Um bom exemplo pode ser visto ao se comparar Assassin's Creed Unity (Multi) com Metal Gear Solid V: Ground Zeroes (Multi). Ambos podem ser descritos como “open-world stealth action-adventures” em terceira pessoa. Mas qualquer pessoa familiar com as duas obras sabe que suas semelhanças terminam aí. Muito provavelmente um fã de MGSV gostaria muito mais do FPS No One Lives Forever 2 (PC) do que de outros jogos da popular franquia da Ubisoft — mesmo com as diferenças mecânicas. Por mais específicas que sejam, mecânicas não são o suficiente para descrever um jogo.
Vânias e Likes
Talvez, em vez de olhar para as mecânicas em si, a solução seja olhar para a experiência proporcionada por elas. Em verdade, há dois gêneros que tentam fazer isso: os Metroidvanias e Roguelikes. Mais uma vez, o que à primeira vista pode parecer uma abordagem melhor acaba causando apenas mais problemas.A própria nomenclatura já é problemática. O nome desses gêneros é uma referência direta aos seus jogos seminais ou mais significativos — Metroid (NES) e Castlevania: Symphony of the Night (PS); e Rogue (PC), respectivamente. Assim, ao enquadrar um jogo nessas categorias, ele acaba invariavelmente sendo comparado com essas. Esse tipo de comparação direta é enganosa, senão injusta. Um game pode ter todas as características particulares de um metroidvania sem que seu objetivo seja, de forma alguma, criar uma experiência similar a Metroid e Castlevania.
Diga-se de passagem, se estão procurando por um bom metroidvania, recomendo Metroid e Castlevania! |
Olhando além das mecânicas
Há um gênero de videogames que é exceção e não olha para mecânica específica ou conjunto de mecânicas. Na verdade, não olha para mecânica alguma: os survival horrors.Calças úmidas são uma mecânica? |
Esta não é, claro, uma abordagem perfeita e está sujeita a muita arbitrariedade. Como qualquer filósofo pode te dizer, gêneros e categorias possuem problemas inerentes, praticamente impossíveis de se contornar. Mas, no dia a dia, são ferramentas linguísticas úteis, e uma abordagem mais holística, que olhe para o conteúdo da obra (e não somente sua estrutura) certamente ajuda. A abordagem usada pelos survival horrors é boa e interessante, e poderia ser usada para categorizar outros jogos também. Em vez de dizermos que gêneros são coisas do passado, deveríamos procurar novas abordagens para descrever e classificar games.
Felizmente, os problemas causados pela abordagem mecanicista já são sentidos em alguns gêneros, que começam a olhar para outros elementos para descrever as obras que englobam. A dualidade entre jRPGs e wRPGs ilustra o caso muito bem. Mecanicamente, os dois gêneros são idênticos. Então, por que há essa separação entre os trabalhos feitos no ocidente e os oriundos do Japão? Porque as diferenças estéticas, narrativas, culturais e regionais são tão grandes que é impossível enquadrá-los numa mesma categoria.

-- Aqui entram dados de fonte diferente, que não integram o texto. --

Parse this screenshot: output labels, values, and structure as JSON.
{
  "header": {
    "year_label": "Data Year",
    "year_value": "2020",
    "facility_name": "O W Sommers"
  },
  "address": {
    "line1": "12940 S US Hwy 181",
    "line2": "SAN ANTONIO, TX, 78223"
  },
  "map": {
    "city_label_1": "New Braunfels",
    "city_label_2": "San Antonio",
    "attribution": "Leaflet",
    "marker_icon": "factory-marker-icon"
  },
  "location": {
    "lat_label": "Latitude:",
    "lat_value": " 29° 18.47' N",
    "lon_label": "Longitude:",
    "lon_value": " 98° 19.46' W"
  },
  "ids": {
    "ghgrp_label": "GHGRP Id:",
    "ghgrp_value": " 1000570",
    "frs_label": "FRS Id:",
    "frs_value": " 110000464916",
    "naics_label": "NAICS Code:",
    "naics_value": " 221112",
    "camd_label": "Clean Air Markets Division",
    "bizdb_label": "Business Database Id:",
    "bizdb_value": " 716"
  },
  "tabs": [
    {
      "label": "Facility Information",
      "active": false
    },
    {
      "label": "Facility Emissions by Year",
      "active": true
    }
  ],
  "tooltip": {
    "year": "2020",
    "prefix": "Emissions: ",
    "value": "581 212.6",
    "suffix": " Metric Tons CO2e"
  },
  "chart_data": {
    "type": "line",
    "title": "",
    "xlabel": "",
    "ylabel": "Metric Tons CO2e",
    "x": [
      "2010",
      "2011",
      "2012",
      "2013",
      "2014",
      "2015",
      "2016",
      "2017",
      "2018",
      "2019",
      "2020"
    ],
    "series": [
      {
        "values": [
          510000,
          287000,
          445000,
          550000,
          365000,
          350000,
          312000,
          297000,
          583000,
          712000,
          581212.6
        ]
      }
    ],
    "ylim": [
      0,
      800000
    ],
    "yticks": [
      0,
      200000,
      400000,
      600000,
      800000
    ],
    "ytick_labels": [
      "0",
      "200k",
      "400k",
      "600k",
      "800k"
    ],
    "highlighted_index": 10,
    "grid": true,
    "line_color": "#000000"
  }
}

Simplesmente reduzir um jogo somente às suas mecânicas é, por si só, uma má ideia. Elas não são o único elemento de um jogo. Elas não são sequer o elemento mais aparente — a estética é que assume esse papel.

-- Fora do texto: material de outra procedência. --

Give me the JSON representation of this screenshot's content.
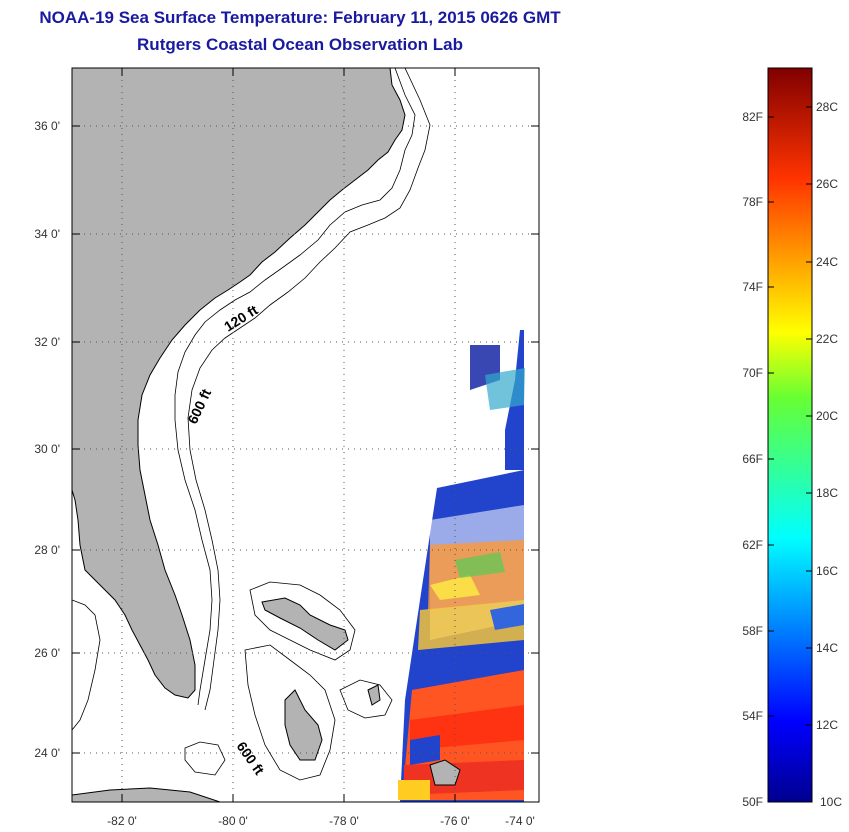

O Extra Credits faz uma dissertação mais aprofundada sobre as diferenças entre jRPGs e wRPGs, mostrando que até a origem deles é diferente.
O propósito de gêneros e categorias é agrupar obras semelhantes. A abordagem puramente mecanicista consegue apenas separar os jogos por suas mecânicas, a despeito de suas diferenças.